This story comes from Texas Standard.
The weather is warming up and kids across Texas are finding ways to stay cool as they play outside. One longtime favorite is a good old-fashioned water balloon fight. But a Texas man may have changed the game forever.
“Where I’m from in West Texas originally, it’s very hot and dry in the summers, and there’s very much a lack of things to do,” Kendall Harter says.
Harter grew up to become an inventor. He’s the founder and CEO of Blue Matrix Labs in Austin. He created a hot-selling cleaning product, a sandwich maker he describes as something out of “The Jetsons,” and ZORBZ.
“I always go back to my childhood and think of things I wish I had. And certainly a self-sealing water balloon would be one of those,” Harter says.
That’s right. No more tying. ZORBZ is described as the world’s only self-sealing water balloons.
“And essentially you fill it up to a level that you like, and you remove it from the spigot like so, you hold it in the upright position and we have what’s called ‘snap and seal’ and it seals, like that,” Harter says.
Texas Standard gave a pack of ZORBZ to Garrett, Max and Livia Henderson to try.
“Yeah. It really does work. I mean. Wow,” Garrett Henderson says.
But, manning the hose, Garrett’s mom, Carmen Henderson, didn’t have 100 percent success.
“I’m trying to tie it because that little piece went down low,” Carmen Henderson says.
Harter says he’s working on a solution for that part, too.
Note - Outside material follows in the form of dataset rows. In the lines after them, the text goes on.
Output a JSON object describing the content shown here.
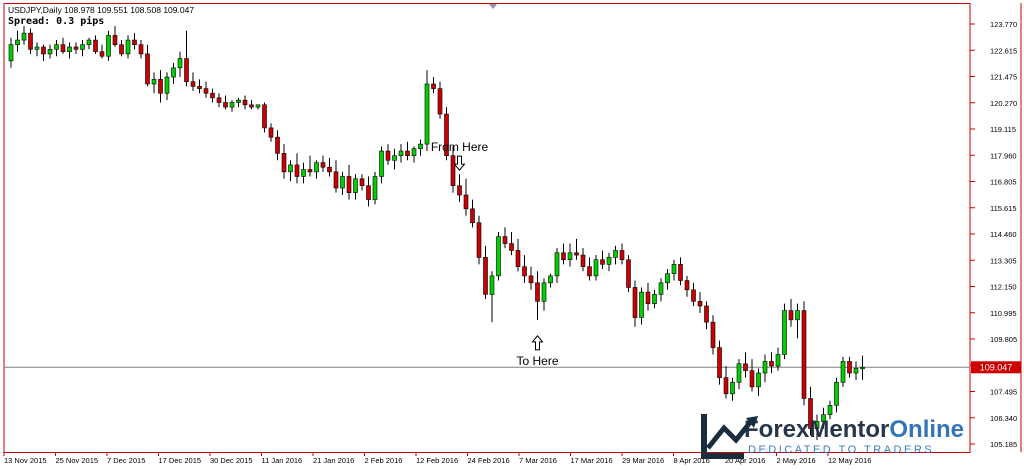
{
  "chart_data": {
    "type": "candlestick",
    "symbol_line": "USDJPY,Daily  108.978 109.551 108.508 109.047",
    "spread_label": "Spread: 0.3 pips",
    "ylim": [
      105.6,
      124.5
    ],
    "y_ticks": [
      "123.770",
      "122.615",
      "121.475",
      "120.270",
      "119.115",
      "117.960",
      "116.805",
      "115.615",
      "114.460",
      "113.305",
      "112.150",
      "110.995",
      "109.805",
      "108.650",
      "107.495",
      "106.340",
      "105.185"
    ],
    "x_ticks": [
      "13 Nov 2015",
      "25 Nov 2015",
      "7 Dec 2015",
      "17 Dec 2015",
      "30 Dec 2015",
      "11 Jan 2016",
      "21 Jan 2016",
      "2 Feb 2016",
      "12 Feb 2016",
      "24 Feb 2016",
      "7 Mar 2016",
      "17 Mar 2016",
      "29 Mar 2016",
      "8 Apr 2016",
      "20 Apr 2016",
      "2 May 2016",
      "12 May 2016"
    ],
    "current_price": "109.047",
    "current_price_value": 109.047,
    "colors": {
      "bull": "#00d000",
      "bear": "#cc0000",
      "wick": "#000000",
      "price_line": "#808080",
      "price_tag": "#cc0000",
      "axis": "#cc0000"
    },
    "annotations": [
      {
        "text": "From Here",
        "arrow": "down",
        "candle_index": 69
      },
      {
        "text": "To Here",
        "arrow": "up",
        "candle_index": 81
      }
    ],
    "candles": [
      [
        122.3,
        123.3,
        122.0,
        123.0
      ],
      [
        123.0,
        123.6,
        122.7,
        123.2
      ],
      [
        123.2,
        123.8,
        123.0,
        123.5
      ],
      [
        123.5,
        123.7,
        122.6,
        122.8
      ],
      [
        122.8,
        123.1,
        122.5,
        122.9
      ],
      [
        122.9,
        123.0,
        122.3,
        122.6
      ],
      [
        122.6,
        123.0,
        122.4,
        122.8
      ],
      [
        122.8,
        123.2,
        122.5,
        123.0
      ],
      [
        123.0,
        123.3,
        122.6,
        122.7
      ],
      [
        122.7,
        123.1,
        122.4,
        122.9
      ],
      [
        122.9,
        123.1,
        122.6,
        122.8
      ],
      [
        122.8,
        123.2,
        122.5,
        123.0
      ],
      [
        123.0,
        123.3,
        122.8,
        123.2
      ],
      [
        123.2,
        123.4,
        122.6,
        122.7
      ],
      [
        122.7,
        123.0,
        122.4,
        122.5
      ],
      [
        122.5,
        123.6,
        122.3,
        123.4
      ],
      [
        123.4,
        123.8,
        122.9,
        123.0
      ],
      [
        123.0,
        123.2,
        122.5,
        122.6
      ],
      [
        122.6,
        123.4,
        122.4,
        123.2
      ],
      [
        123.2,
        123.5,
        122.8,
        123.0
      ],
      [
        123.0,
        123.2,
        122.4,
        122.6
      ],
      [
        122.6,
        123.0,
        121.2,
        121.3
      ],
      [
        121.3,
        121.8,
        120.9,
        121.5
      ],
      [
        121.5,
        121.9,
        120.5,
        120.9
      ],
      [
        120.9,
        121.8,
        120.6,
        121.6
      ],
      [
        121.6,
        122.2,
        121.3,
        122.0
      ],
      [
        122.0,
        122.7,
        121.6,
        122.4
      ],
      [
        122.4,
        123.6,
        121.2,
        121.4
      ],
      [
        121.4,
        121.8,
        121.0,
        121.2
      ],
      [
        121.2,
        121.5,
        120.9,
        121.1
      ],
      [
        121.1,
        121.4,
        120.7,
        120.9
      ],
      [
        120.9,
        121.1,
        120.5,
        120.7
      ],
      [
        120.7,
        120.9,
        120.3,
        120.5
      ],
      [
        120.5,
        120.8,
        120.2,
        120.3
      ],
      [
        120.3,
        120.6,
        120.1,
        120.5
      ],
      [
        120.5,
        120.7,
        120.3,
        120.6
      ],
      [
        120.6,
        120.8,
        120.2,
        120.4
      ],
      [
        120.4,
        120.6,
        120.2,
        120.3
      ],
      [
        120.3,
        120.4,
        120.2,
        120.4
      ],
      [
        120.4,
        120.5,
        119.2,
        119.4
      ],
      [
        119.4,
        119.6,
        118.8,
        119.0
      ],
      [
        119.0,
        119.3,
        118.0,
        118.3
      ],
      [
        118.3,
        118.7,
        117.2,
        117.5
      ],
      [
        117.5,
        118.0,
        117.1,
        117.8
      ],
      [
        117.8,
        118.3,
        117.0,
        117.3
      ],
      [
        117.3,
        117.9,
        117.0,
        117.6
      ],
      [
        117.6,
        118.2,
        117.3,
        117.5
      ],
      [
        117.5,
        118.0,
        117.2,
        117.9
      ],
      [
        117.9,
        118.2,
        117.5,
        117.7
      ],
      [
        117.7,
        118.1,
        117.3,
        117.5
      ],
      [
        117.5,
        118.0,
        116.6,
        116.8
      ],
      [
        116.8,
        117.5,
        116.5,
        117.3
      ],
      [
        117.3,
        117.8,
        116.3,
        116.6
      ],
      [
        116.6,
        117.4,
        116.3,
        117.2
      ],
      [
        117.2,
        117.4,
        116.7,
        116.9
      ],
      [
        116.9,
        117.3,
        116.0,
        116.3
      ],
      [
        116.3,
        117.5,
        116.1,
        117.3
      ],
      [
        117.3,
        118.6,
        117.0,
        118.4
      ],
      [
        118.4,
        118.7,
        117.8,
        118.0
      ],
      [
        118.0,
        118.5,
        117.6,
        118.2
      ],
      [
        118.2,
        118.7,
        117.9,
        118.4
      ],
      [
        118.4,
        118.8,
        118.0,
        118.2
      ],
      [
        118.2,
        118.6,
        117.9,
        118.5
      ],
      [
        118.5,
        118.9,
        118.2,
        118.7
      ],
      [
        118.7,
        121.9,
        118.4,
        121.3
      ],
      [
        121.3,
        121.6,
        120.9,
        121.1
      ],
      [
        121.1,
        121.4,
        119.8,
        120.0
      ],
      [
        120.0,
        120.3,
        118.0,
        118.2
      ],
      [
        118.2,
        118.6,
        116.6,
        116.9
      ],
      [
        116.9,
        117.4,
        116.2,
        116.5
      ],
      [
        116.5,
        117.2,
        115.6,
        115.9
      ],
      [
        115.9,
        116.3,
        115.1,
        115.3
      ],
      [
        115.3,
        115.6,
        113.5,
        113.8
      ],
      [
        113.8,
        114.3,
        112.0,
        112.2
      ],
      [
        112.2,
        113.2,
        111.0,
        113.0
      ],
      [
        113.0,
        114.9,
        112.8,
        114.7
      ],
      [
        114.7,
        115.1,
        114.2,
        114.4
      ],
      [
        114.4,
        114.9,
        113.9,
        114.1
      ],
      [
        114.1,
        114.6,
        113.2,
        113.4
      ],
      [
        113.4,
        113.9,
        112.7,
        113.0
      ],
      [
        113.0,
        113.4,
        112.4,
        112.7
      ],
      [
        112.7,
        113.2,
        111.1,
        111.9
      ],
      [
        111.9,
        112.9,
        111.5,
        112.7
      ],
      [
        112.7,
        113.1,
        112.5,
        113.0
      ],
      [
        113.0,
        114.2,
        112.7,
        114.0
      ],
      [
        114.0,
        114.4,
        113.5,
        113.7
      ],
      [
        113.7,
        114.4,
        113.4,
        114.0
      ],
      [
        114.0,
        114.6,
        113.7,
        113.9
      ],
      [
        113.9,
        114.2,
        113.2,
        113.4
      ],
      [
        113.4,
        113.8,
        112.8,
        113.0
      ],
      [
        113.0,
        113.9,
        112.8,
        113.7
      ],
      [
        113.7,
        114.1,
        113.3,
        113.5
      ],
      [
        113.5,
        114.0,
        113.2,
        113.8
      ],
      [
        113.8,
        114.3,
        113.5,
        114.1
      ],
      [
        114.1,
        114.4,
        113.5,
        113.7
      ],
      [
        113.7,
        113.9,
        112.3,
        112.5
      ],
      [
        112.5,
        112.8,
        110.8,
        111.2
      ],
      [
        111.2,
        112.5,
        110.9,
        112.3
      ],
      [
        112.3,
        112.7,
        111.5,
        111.8
      ],
      [
        111.8,
        112.4,
        111.6,
        112.2
      ],
      [
        112.2,
        112.9,
        111.9,
        112.7
      ],
      [
        112.7,
        113.3,
        112.4,
        113.1
      ],
      [
        113.1,
        113.7,
        112.8,
        113.5
      ],
      [
        113.5,
        113.8,
        112.6,
        112.8
      ],
      [
        112.8,
        113.0,
        112.1,
        112.4
      ],
      [
        112.4,
        112.7,
        111.7,
        111.9
      ],
      [
        111.9,
        112.3,
        111.4,
        111.7
      ],
      [
        111.7,
        111.9,
        110.7,
        111.0
      ],
      [
        111.0,
        111.3,
        109.6,
        109.9
      ],
      [
        109.9,
        110.2,
        108.3,
        108.6
      ],
      [
        108.6,
        109.1,
        107.7,
        107.9
      ],
      [
        107.9,
        108.6,
        107.6,
        108.4
      ],
      [
        108.4,
        109.4,
        108.1,
        109.2
      ],
      [
        109.2,
        109.7,
        108.6,
        108.9
      ],
      [
        108.9,
        109.4,
        108.0,
        108.2
      ],
      [
        108.2,
        109.0,
        107.8,
        108.8
      ],
      [
        108.8,
        109.6,
        108.4,
        109.3
      ],
      [
        109.3,
        109.7,
        108.8,
        109.1
      ],
      [
        109.1,
        109.9,
        108.9,
        109.6
      ],
      [
        109.6,
        111.8,
        109.4,
        111.5
      ],
      [
        111.5,
        112.0,
        110.8,
        111.1
      ],
      [
        111.1,
        111.8,
        110.3,
        111.5
      ],
      [
        111.5,
        111.9,
        107.4,
        107.7
      ],
      [
        107.7,
        108.2,
        106.1,
        106.4
      ],
      [
        106.4,
        107.0,
        105.9,
        106.7
      ],
      [
        106.7,
        107.3,
        106.4,
        107.0
      ],
      [
        107.0,
        107.6,
        106.8,
        107.4
      ],
      [
        107.4,
        108.6,
        107.1,
        108.4
      ],
      [
        108.4,
        109.5,
        108.2,
        109.3
      ],
      [
        109.3,
        109.5,
        108.6,
        108.8
      ],
      [
        108.8,
        109.3,
        108.5,
        109.0
      ],
      [
        108.98,
        109.55,
        108.51,
        109.047
      ]
    ]
  }
}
His new “Insta-Seal” water balloons go one step further than the current snap and seal ones. They won Popular Science Magazine’s “Best in Show” at the North American International Toy Fair in New York this February. And Harter’s got a couple of products that aim to make filling easier – starting with the combat trigger filler.
“When you attach the balloon and you pull the trigger, it fills the water balloon and you can just pull the water balloon off of it, and it seals instantly, so it’s pretty cool and quick, and it also saves water,” Harter says. “But a better solution even is our upcoming ZORBZ replicator that fills 12 or 24 water balloons at a time and works under the same methods.”
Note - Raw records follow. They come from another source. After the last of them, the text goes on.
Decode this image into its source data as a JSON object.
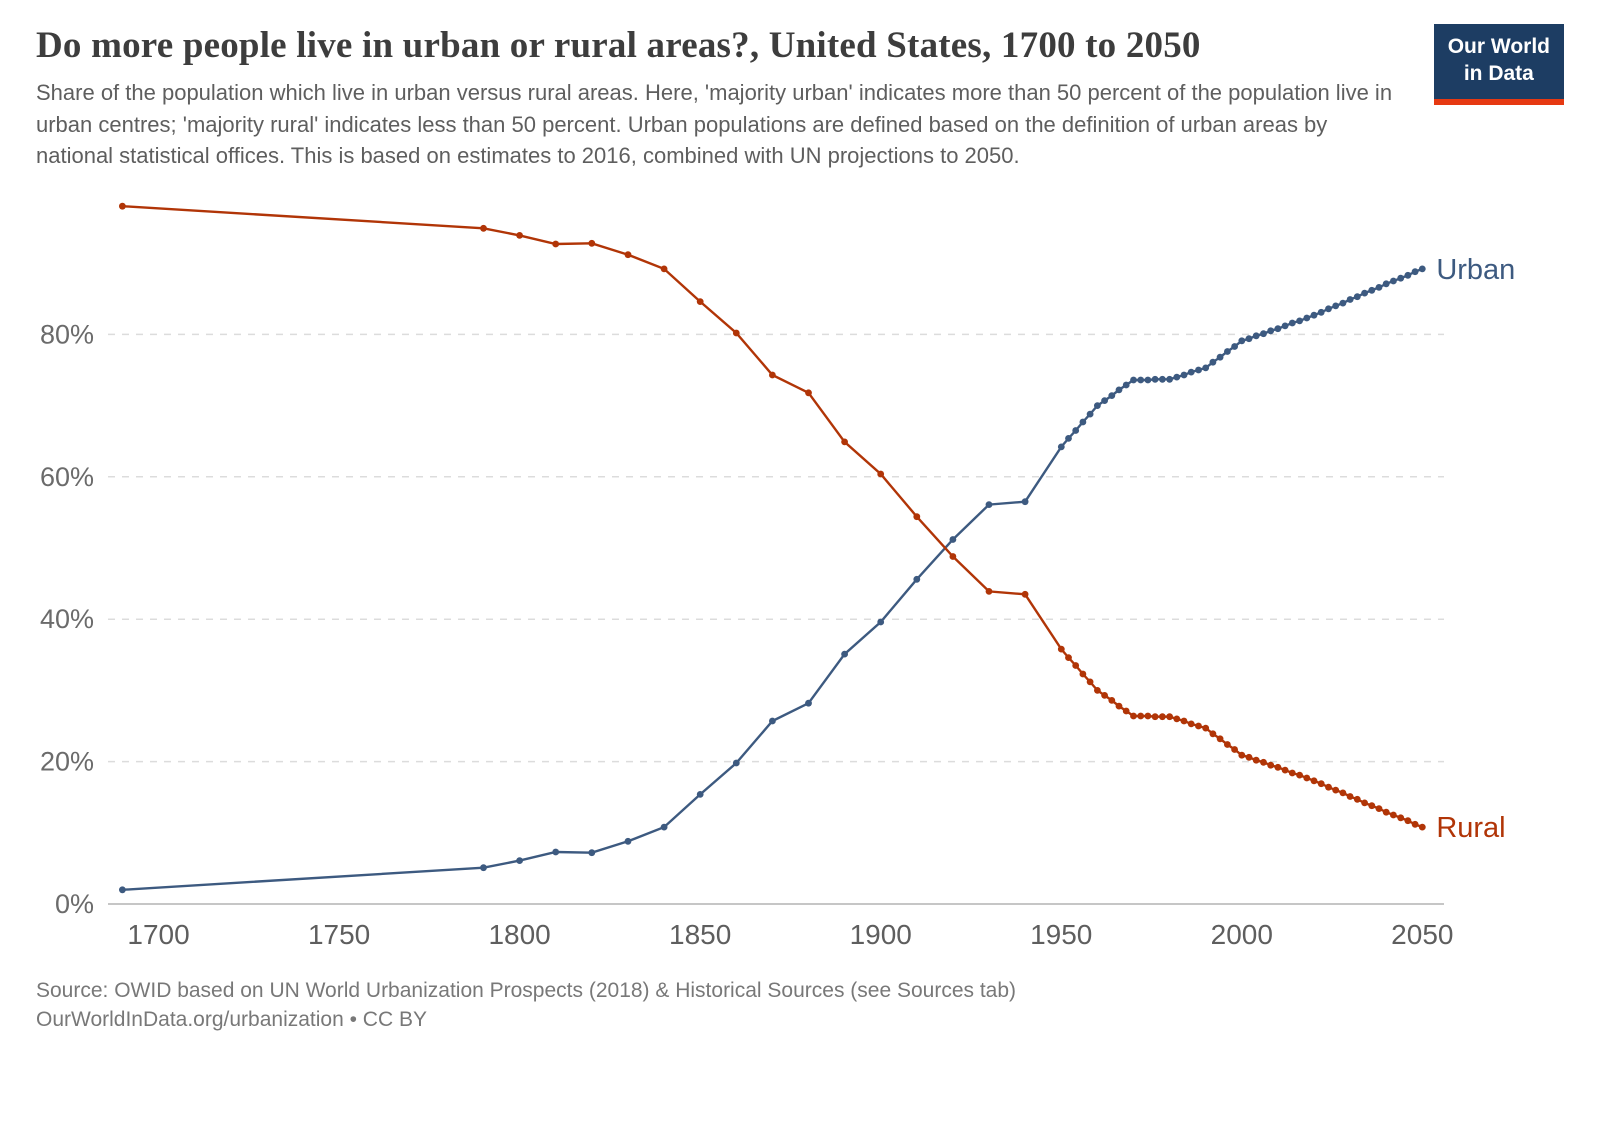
{
  "header": {
    "title": "Do more people live in urban or rural areas?, United States, 1700 to 2050",
    "subtitle": "Share of the population which live in urban versus rural areas. Here, 'majority urban' indicates more than 50 percent of the population live in urban centres; 'majority rural' indicates less than 50 percent. Urban populations are defined based on the definition of urban areas by national statistical offices. This is based on estimates to 2016, combined with UN projections to 2050."
  },
  "logo": {
    "line1": "Our World",
    "line2": "in Data",
    "background_color": "#1d3d63",
    "accent_color": "#e63912"
  },
  "chart_data": {
    "type": "line",
    "title": "Do more people live in urban or rural areas?, United States, 1700 to 2050",
    "xlabel": "",
    "ylabel": "",
    "grid": true,
    "legend_position": "end-of-line",
    "xlim": [
      1686,
      2056
    ],
    "ylim": [
      0,
      100
    ],
    "x_ticks": [
      1700,
      1750,
      1800,
      1850,
      1900,
      1950,
      2000,
      2050
    ],
    "y_ticks": [
      0,
      20,
      40,
      60,
      80
    ],
    "y_tick_suffix": "%",
    "x": [
      1690,
      1790,
      1800,
      1810,
      1820,
      1830,
      1840,
      1850,
      1860,
      1870,
      1880,
      1890,
      1900,
      1910,
      1920,
      1930,
      1940,
      1950,
      1952,
      1954,
      1956,
      1958,
      1960,
      1962,
      1964,
      1966,
      1968,
      1970,
      1972,
      1974,
      1976,
      1978,
      1980,
      1982,
      1984,
      1986,
      1988,
      1990,
      1992,
      1994,
      1996,
      1998,
      2000,
      2002,
      2004,
      2006,
      2008,
      2010,
      2012,
      2014,
      2016,
      2018,
      2020,
      2022,
      2024,
      2026,
      2028,
      2030,
      2032,
      2034,
      2036,
      2038,
      2040,
      2042,
      2044,
      2046,
      2048,
      2050
    ],
    "series": [
      {
        "name": "Urban",
        "color": "#3d5a80",
        "values": [
          2.0,
          5.1,
          6.1,
          7.3,
          7.2,
          8.8,
          10.8,
          15.4,
          19.8,
          25.7,
          28.2,
          35.1,
          39.6,
          45.6,
          51.2,
          56.1,
          56.5,
          64.2,
          65.4,
          66.5,
          67.7,
          68.8,
          70.0,
          70.7,
          71.4,
          72.2,
          72.9,
          73.6,
          73.6,
          73.6,
          73.7,
          73.7,
          73.7,
          74.0,
          74.3,
          74.7,
          75.0,
          75.3,
          76.1,
          76.8,
          77.6,
          78.3,
          79.1,
          79.4,
          79.8,
          80.1,
          80.5,
          80.8,
          81.2,
          81.6,
          81.9,
          82.3,
          82.7,
          83.1,
          83.6,
          84.0,
          84.4,
          84.9,
          85.3,
          85.8,
          86.2,
          86.6,
          87.1,
          87.5,
          87.9,
          88.3,
          88.8,
          89.2
        ]
      },
      {
        "name": "Rural",
        "color": "#b13507",
        "values": [
          98.0,
          94.9,
          93.9,
          92.7,
          92.8,
          91.2,
          89.2,
          84.6,
          80.2,
          74.3,
          71.8,
          64.9,
          60.4,
          54.4,
          48.8,
          43.9,
          43.5,
          35.8,
          34.6,
          33.5,
          32.3,
          31.2,
          30.0,
          29.3,
          28.6,
          27.8,
          27.1,
          26.4,
          26.4,
          26.4,
          26.3,
          26.3,
          26.3,
          26.0,
          25.7,
          25.3,
          25.0,
          24.7,
          23.9,
          23.2,
          22.4,
          21.7,
          20.9,
          20.6,
          20.2,
          19.9,
          19.5,
          19.2,
          18.8,
          18.4,
          18.1,
          17.7,
          17.3,
          16.9,
          16.4,
          16.0,
          15.6,
          15.1,
          14.7,
          14.2,
          13.8,
          13.4,
          12.9,
          12.5,
          12.1,
          11.7,
          11.2,
          10.8
        ]
      }
    ]
  },
  "footer": {
    "source": "Source: OWID based on UN World Urbanization Prospects (2018) & Historical Sources (see Sources tab)",
    "attribution": "OurWorldInData.org/urbanization • CC BY"
  }
}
Harter says he’s found success in niche markets, looking for solutions to problems that big toy companies like Mattel or Hasbro see as too small. And sometimes he just tries to think like a 10-year-old trying to deal with the Texas heat.
“I’m 45 years old now, I finally have a self-sealing water balloon. But I enjoy it just as much as a 10-year-old, I assure you,” Harter says.